The role of analytics on the journey to the cognitive enterprise (Part 2 of 2)
By Carol Zichi | 2 minute read | April 3, 2019
Traditionally, disruption is the last word IT wants to associate with.
But demand for more intuitive, intelligent user experiences in the workplace, along with the proliferation of devices and data, challenges long-established notions.
CIOs aspiring to a cognitive enterprise model must bring automation, analytics and AI to the workforce. Cognitive capabilities replace the act of giving workers access (to systems, apps, tools and so on) with the power to enable them through self-healing, predictive action that continuously optimizes the worker experience. (See Part 1 of this blog.)
IT bears the weight of ensuring the enterprise adapts to these new ways of working, without impacting performance, security, compliance, profits or costs.
In other words, to achieve a cognitive enterprise model, IT must become a disruptor and change agent.
IT must also get comfortable with cognitive analytics.

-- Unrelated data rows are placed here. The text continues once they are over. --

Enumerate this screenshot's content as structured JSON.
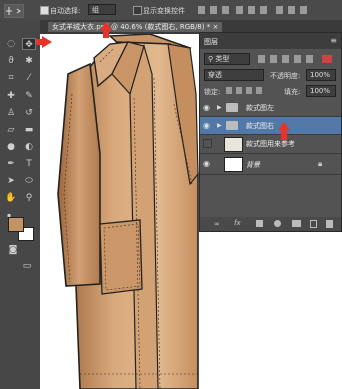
{
  "options_bar": {
    "auto_select_label": "自动选择:",
    "auto_select_value": "组",
    "show_transform_label": "显示变换控件"
  },
  "document": {
    "tab_title": "女式羊绒大衣.psd @ 40.6% (款式图右, RGB/8) *",
    "tab_close": "×"
  },
  "layers_panel": {
    "title": "图层",
    "filter_label": "类型",
    "blend_mode": "穿透",
    "opacity_label": "不透明度:",
    "opacity_value": "100%",
    "lock_label": "锁定:",
    "fill_label": "填充:",
    "fill_value": "100%",
    "layers": [
      {
        "name": "款式图左",
        "kind": "group",
        "visible": true,
        "selected": false
      },
      {
        "name": "款式图右",
        "kind": "group",
        "visible": true,
        "selected": true
      },
      {
        "name": "款式图用来参考",
        "kind": "layer",
        "visible": false,
        "selected": false
      },
      {
        "name": "背景",
        "kind": "background",
        "visible": true,
        "selected": false,
        "locked": true
      }
    ],
    "footer_icons": [
      "link-icon",
      "fx-icon",
      "mask-icon",
      "adjustment-icon",
      "folder-icon",
      "new-layer-icon",
      "trash-icon"
    ],
    "fx_label": "fx"
  },
  "colors": {
    "coat": "#d6a679",
    "coat_dark": "#b98457",
    "selection": "#5278a8",
    "annotation": "#e8332b",
    "foreground_swatch": "#c19563"
  },
  "annotations": [
    "red-arrow-move-tool",
    "red-arrow-document-tab",
    "red-arrow-layer-selected"
  ]
}
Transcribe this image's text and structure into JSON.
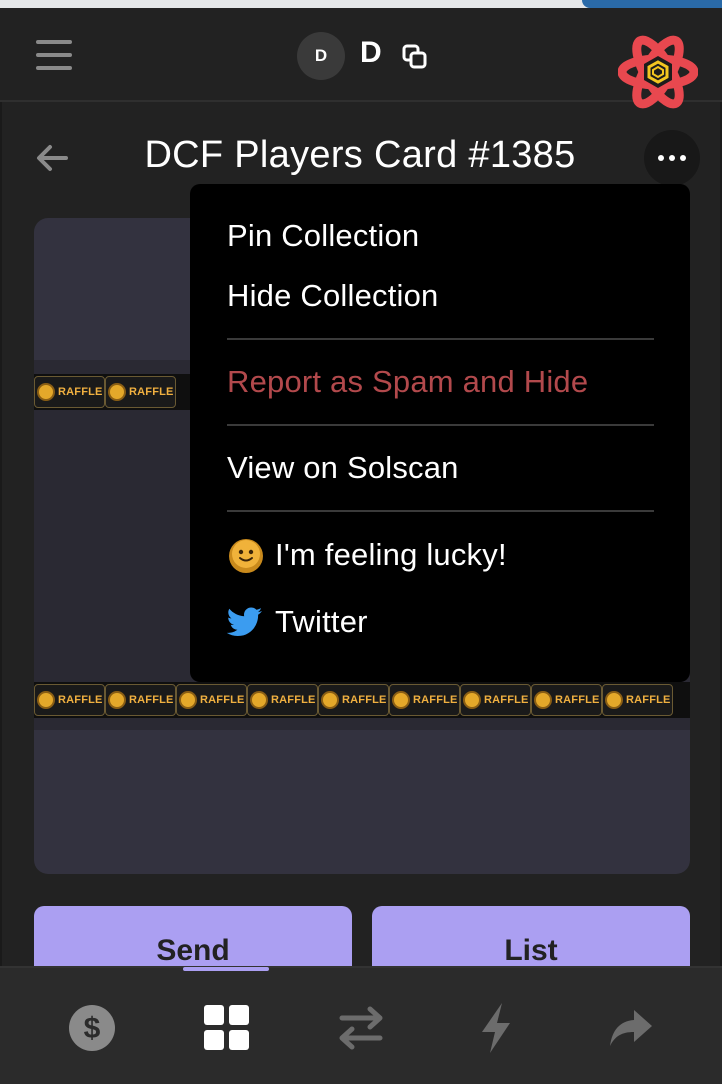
{
  "header": {
    "account_initial": "D",
    "account_name": "D"
  },
  "page": {
    "title": "DCF Players Card #1385"
  },
  "nft": {
    "banner_text": "RAFFLE",
    "top_band_count": 2,
    "bottom_band_count": 9
  },
  "actions": {
    "send_label": "Send",
    "list_label": "List"
  },
  "menu": {
    "pin": "Pin Collection",
    "hide": "Hide Collection",
    "report": "Report as Spam and Hide",
    "solscan": "View on Solscan",
    "lucky": "I'm feeling lucky!",
    "twitter": "Twitter"
  },
  "bottom_nav": {
    "items": [
      "tokens-icon",
      "collectibles-icon",
      "swap-icon",
      "activity-icon",
      "send-icon"
    ],
    "active": "collectibles-icon"
  },
  "colors": {
    "background": "#222222",
    "accent": "#ab9ff2",
    "danger": "#b2494c",
    "menu_bg": "#000000"
  }
}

How the cognitive enterprise impacts IT
- Success will be measured based on IT’s impact to the business versus traditional service level agreements or key performance indicators.
- Anytime, anywhere access for workers will be a given. IT will use cognitive and AI to assist workers with routine tasks so they can focus on higher-value activities.
- IoT will be integrated into corporate systems versus just being part of the corporate infrastructure.
- Support will evolve. Self-healing and predictive actions will continuously optimize user experiences.
To keep up with the rapid pace of change, and enable workers in the cognitive enterprise, IT has to work and think differently.
Cognitive analytics is IT’s greatest asset
Enabling workers with the cognitive experience requires a deep understanding of current user experiences and a strategic vision for the ideal, modern user experience. Data thus becomes the most important asset.
7.5 quintillion bytes of data are produced daily1 — data from devices, systems, applications, channels, and other sources. With 75 billion connected devices expected by 2025, the data volume will continue to surge. The potential within that data for workforce optimization is limitless. But traditional analytics solutions can’t handle the enormous volume.
Delivering the cognitive enterprise requires a cognitive approach. Cognitive analytics enables IT to turn vast amounts of data about workplace processes and worker experiences into actionable information. It can identify productivity blockers and understand why they are occurring. Armed with this insight, IT can automate associated processes to fix the issues and optimize experiences.
What my clients say
The CXOs I know who are using cognitive analytics say they now can make more informed decisions. They are boosting worker productivity, efficiency and satisfaction, while also optimizing costs.
They say the predictive and proactive approach to maintenance and support —made possible by cognitive analytics — enables their IT managers to resolve more issues before they impact users.
They also say ensuring compliance and managing change is now faster and easier, despite the constant introduction of new services, devices, workers and processes.
Take the first step towards the cognitive experience
A dynamic and continuously optimized workplace is an incredibly exciting vision.
In a cognitive enterprise, machines cover the burden of tactical, routine and administrative work. Teams then can focus on what makes them uniquely and powerfully human — the abilities to collaborate, imagine possibilities, and innovate in ways that create value for the world.
Cognitive analytics is the first step.